Litis pendentia exists when the following requisites are present: identity of the parties in the two
actions; substantial identity in the causes of action and in the reliefs sought by the parties; and the identity
between the two actions should be such that any judgment that may be rendered in one case, regardless
of which party is successful, would amount to res judicata in the other.
In the present case, the parties' bone of contention is whether Civil Case Nos. 8084 and 9210
involve the same cause of action. The petitioner argues that the causes of action are similar, while the
respondent argues otherwise. If an identity, or substantial identity, of the causes of action in both cases
exist, then the second complaint for unlawful detainer may be dismissed on the ground of litis pendentia.
The Court ruled that Civil Case Nos. 8084 and 9210 involve different causes of action.
Generally, a suit may only be instituted for a single cause of action. If two or more suits are instituted on
the basis of the same cause of action, the filing of one or a judgment on the merits in any one is ground
for the dismissal of the others.
Several tests exist to ascertain whether two suits relate to a single or common cause of action,
such as whether the same evidence would support and sustain both the first and second causes of action
(also known as the "same evidence" test), or whether the defenses in one case may be used to
substantiate the complaint in the other.

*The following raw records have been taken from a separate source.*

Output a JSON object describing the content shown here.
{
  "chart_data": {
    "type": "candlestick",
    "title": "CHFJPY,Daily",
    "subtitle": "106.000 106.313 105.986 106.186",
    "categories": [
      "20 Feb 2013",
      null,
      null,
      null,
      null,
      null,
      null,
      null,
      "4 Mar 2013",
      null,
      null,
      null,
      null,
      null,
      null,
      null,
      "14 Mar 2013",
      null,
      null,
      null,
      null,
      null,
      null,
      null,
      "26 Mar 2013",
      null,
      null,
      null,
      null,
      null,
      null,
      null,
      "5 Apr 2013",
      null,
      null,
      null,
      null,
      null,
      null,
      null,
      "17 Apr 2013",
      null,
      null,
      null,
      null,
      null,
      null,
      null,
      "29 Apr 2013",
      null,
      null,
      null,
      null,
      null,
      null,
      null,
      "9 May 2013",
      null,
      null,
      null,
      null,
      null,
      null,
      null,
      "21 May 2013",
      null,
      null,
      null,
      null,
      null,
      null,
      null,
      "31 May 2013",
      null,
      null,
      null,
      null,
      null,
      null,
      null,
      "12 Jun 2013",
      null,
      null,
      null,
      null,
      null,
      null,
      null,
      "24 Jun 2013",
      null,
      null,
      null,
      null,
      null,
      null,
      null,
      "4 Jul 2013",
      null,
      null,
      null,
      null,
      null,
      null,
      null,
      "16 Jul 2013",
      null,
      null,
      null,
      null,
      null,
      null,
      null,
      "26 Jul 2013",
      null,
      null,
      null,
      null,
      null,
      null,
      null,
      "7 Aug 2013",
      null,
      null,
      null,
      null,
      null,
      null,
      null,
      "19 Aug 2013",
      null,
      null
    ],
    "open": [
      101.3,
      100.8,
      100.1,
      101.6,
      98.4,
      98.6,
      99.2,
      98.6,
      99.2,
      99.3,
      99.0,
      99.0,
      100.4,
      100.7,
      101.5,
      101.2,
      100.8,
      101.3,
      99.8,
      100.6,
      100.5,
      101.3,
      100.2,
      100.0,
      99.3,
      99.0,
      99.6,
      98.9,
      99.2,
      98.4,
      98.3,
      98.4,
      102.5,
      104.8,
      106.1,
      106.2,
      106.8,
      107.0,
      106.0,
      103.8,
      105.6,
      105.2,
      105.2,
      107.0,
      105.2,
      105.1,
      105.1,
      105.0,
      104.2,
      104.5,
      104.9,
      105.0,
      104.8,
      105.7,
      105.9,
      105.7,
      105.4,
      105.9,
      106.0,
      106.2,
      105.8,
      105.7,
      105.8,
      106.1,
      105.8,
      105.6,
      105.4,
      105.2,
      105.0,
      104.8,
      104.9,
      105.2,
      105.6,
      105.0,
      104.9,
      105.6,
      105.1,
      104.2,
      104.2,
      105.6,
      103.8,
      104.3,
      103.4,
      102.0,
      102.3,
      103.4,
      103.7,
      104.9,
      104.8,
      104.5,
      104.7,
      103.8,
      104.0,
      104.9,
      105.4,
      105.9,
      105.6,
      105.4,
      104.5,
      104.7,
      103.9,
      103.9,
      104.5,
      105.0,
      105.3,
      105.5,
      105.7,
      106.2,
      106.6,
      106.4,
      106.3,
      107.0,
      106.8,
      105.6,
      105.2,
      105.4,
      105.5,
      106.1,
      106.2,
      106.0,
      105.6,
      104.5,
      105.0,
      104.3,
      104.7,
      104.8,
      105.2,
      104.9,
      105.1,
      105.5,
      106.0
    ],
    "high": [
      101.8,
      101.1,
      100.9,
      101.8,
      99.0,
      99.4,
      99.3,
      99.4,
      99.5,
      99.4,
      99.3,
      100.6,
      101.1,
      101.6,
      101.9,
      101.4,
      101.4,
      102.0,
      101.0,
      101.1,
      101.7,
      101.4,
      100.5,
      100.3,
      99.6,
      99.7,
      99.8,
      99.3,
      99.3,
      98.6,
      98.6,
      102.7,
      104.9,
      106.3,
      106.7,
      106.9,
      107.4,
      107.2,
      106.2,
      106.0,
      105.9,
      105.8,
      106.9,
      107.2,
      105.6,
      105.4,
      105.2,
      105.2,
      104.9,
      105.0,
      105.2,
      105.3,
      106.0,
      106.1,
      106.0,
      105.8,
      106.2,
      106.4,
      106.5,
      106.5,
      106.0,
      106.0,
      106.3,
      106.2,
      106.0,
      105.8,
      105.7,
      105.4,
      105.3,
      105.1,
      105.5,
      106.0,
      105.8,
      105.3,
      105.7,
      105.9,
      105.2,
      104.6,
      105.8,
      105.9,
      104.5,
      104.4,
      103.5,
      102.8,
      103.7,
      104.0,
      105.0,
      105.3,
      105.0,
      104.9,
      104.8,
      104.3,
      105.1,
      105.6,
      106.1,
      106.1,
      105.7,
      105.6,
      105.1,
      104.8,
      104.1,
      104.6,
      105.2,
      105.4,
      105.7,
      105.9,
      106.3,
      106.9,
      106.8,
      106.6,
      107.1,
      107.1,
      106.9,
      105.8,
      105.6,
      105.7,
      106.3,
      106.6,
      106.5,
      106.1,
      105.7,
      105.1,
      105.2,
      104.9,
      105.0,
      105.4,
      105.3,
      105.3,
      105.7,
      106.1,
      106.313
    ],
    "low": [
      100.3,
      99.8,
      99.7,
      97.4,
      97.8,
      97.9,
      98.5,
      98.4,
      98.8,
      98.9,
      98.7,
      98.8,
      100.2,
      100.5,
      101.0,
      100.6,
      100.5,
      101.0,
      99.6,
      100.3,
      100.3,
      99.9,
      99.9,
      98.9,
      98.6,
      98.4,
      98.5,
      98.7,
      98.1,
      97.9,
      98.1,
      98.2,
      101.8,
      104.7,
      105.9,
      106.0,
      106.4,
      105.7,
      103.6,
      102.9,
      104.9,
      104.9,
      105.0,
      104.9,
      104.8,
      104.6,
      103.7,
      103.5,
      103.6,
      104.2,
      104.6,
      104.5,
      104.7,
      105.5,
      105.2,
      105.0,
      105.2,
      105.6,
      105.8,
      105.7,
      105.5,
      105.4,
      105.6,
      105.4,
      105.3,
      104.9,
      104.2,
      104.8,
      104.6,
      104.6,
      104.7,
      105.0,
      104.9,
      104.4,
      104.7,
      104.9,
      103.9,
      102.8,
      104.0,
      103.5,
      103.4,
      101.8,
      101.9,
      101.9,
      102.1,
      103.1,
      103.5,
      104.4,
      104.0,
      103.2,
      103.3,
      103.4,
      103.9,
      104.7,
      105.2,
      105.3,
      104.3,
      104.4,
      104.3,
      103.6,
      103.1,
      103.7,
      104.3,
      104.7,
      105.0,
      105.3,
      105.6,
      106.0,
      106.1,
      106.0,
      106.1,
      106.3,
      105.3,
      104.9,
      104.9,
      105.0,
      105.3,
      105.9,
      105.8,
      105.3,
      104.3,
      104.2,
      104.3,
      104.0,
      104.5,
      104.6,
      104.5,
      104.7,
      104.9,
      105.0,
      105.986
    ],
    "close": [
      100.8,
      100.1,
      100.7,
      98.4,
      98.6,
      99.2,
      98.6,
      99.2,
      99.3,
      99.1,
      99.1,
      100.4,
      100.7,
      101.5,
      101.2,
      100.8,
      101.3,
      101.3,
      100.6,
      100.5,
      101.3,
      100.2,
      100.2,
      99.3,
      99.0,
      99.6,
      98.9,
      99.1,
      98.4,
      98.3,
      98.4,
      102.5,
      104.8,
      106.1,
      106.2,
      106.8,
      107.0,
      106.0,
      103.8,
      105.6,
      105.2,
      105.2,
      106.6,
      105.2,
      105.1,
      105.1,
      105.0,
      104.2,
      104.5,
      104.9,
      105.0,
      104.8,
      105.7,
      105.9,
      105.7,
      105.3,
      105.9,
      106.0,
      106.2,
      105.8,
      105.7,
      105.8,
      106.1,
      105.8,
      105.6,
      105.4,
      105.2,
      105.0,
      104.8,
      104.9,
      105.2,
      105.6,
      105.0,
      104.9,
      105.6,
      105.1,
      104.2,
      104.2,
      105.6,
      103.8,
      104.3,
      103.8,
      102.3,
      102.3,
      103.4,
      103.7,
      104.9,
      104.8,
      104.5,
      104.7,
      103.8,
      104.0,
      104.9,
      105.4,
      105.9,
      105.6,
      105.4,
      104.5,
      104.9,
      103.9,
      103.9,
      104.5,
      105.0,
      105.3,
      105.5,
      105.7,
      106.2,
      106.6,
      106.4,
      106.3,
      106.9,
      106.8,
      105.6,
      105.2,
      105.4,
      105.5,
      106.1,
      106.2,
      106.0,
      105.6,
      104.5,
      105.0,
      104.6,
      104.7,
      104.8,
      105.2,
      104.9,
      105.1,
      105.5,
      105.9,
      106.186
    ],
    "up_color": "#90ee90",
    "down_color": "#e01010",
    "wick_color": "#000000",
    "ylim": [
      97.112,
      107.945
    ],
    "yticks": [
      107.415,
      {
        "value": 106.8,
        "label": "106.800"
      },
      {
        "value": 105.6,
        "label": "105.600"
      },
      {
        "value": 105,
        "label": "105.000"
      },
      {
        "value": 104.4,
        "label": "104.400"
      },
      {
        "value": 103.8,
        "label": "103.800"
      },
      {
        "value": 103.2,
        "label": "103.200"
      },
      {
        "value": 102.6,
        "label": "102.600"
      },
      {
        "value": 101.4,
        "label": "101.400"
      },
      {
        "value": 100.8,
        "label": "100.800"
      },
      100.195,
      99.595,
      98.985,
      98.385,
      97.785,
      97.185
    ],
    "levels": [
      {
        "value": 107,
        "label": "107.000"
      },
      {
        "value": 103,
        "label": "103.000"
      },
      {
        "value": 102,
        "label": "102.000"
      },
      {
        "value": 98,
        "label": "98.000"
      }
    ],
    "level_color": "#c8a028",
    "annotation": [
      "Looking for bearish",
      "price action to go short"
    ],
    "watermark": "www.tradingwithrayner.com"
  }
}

Also fundamental is the test of determining whether the cause of
action in the second case existed at the time of the filing of the first complaint.
Of the three tests cited, the third one is especially applicable to the present case, i.e., whether the
cause of action in the second case existed at the time of the filing of the first complaint - and to which we
answer in the negative. The facts clearly show that the filing of the first ejectment case was grounded on
the petitioner's violation of stipulations in the lease contract, while the filing of the second case was based
on the expiration of the lease contract. At the time the respondent filed the first ejectment complaint on
October 10, 2000, the lease contract between the parties was still in effect. The lease was fixed for a
period of two (2) years, from January 16, 2000, and in the absence of a renewal agreed upon by the
parties, the lease remained effective until January 15, 2002. It was only at the expiration of the lease
contract that the cause of action in the second ejectment complaint accrued and made available to the
respondent as a ground for ejecting the petitioner. Thus, the cause of action in the second case was not
yet in existence at the time of filing of the first ejectment case.

2. NO. The Court do not find the respondent guilty of forum shopping in filing Civil Case No. 9210,
the second civil case. To determine whether a party violated the rule against forum shopping, the
test applied is whether the elements of litis pendentia are present or whether a final judgment in
one case will amount to res judicata in another.
Considering our pronouncement that not all the requisites of litis pendentia are present in this
case, the CA did not err in declaring that the respondent committed no forum shopping. Also, a
close reading of the Verification and Certification of Non-Forum Shopping (attached to the second
ejectment complaint) shows that the respondent did disclose that it had filed a former complaint
for unlawful detainer against the petitioner. Thus, the respondent cannot be said to have
committed a willful and deliberate forum shopping.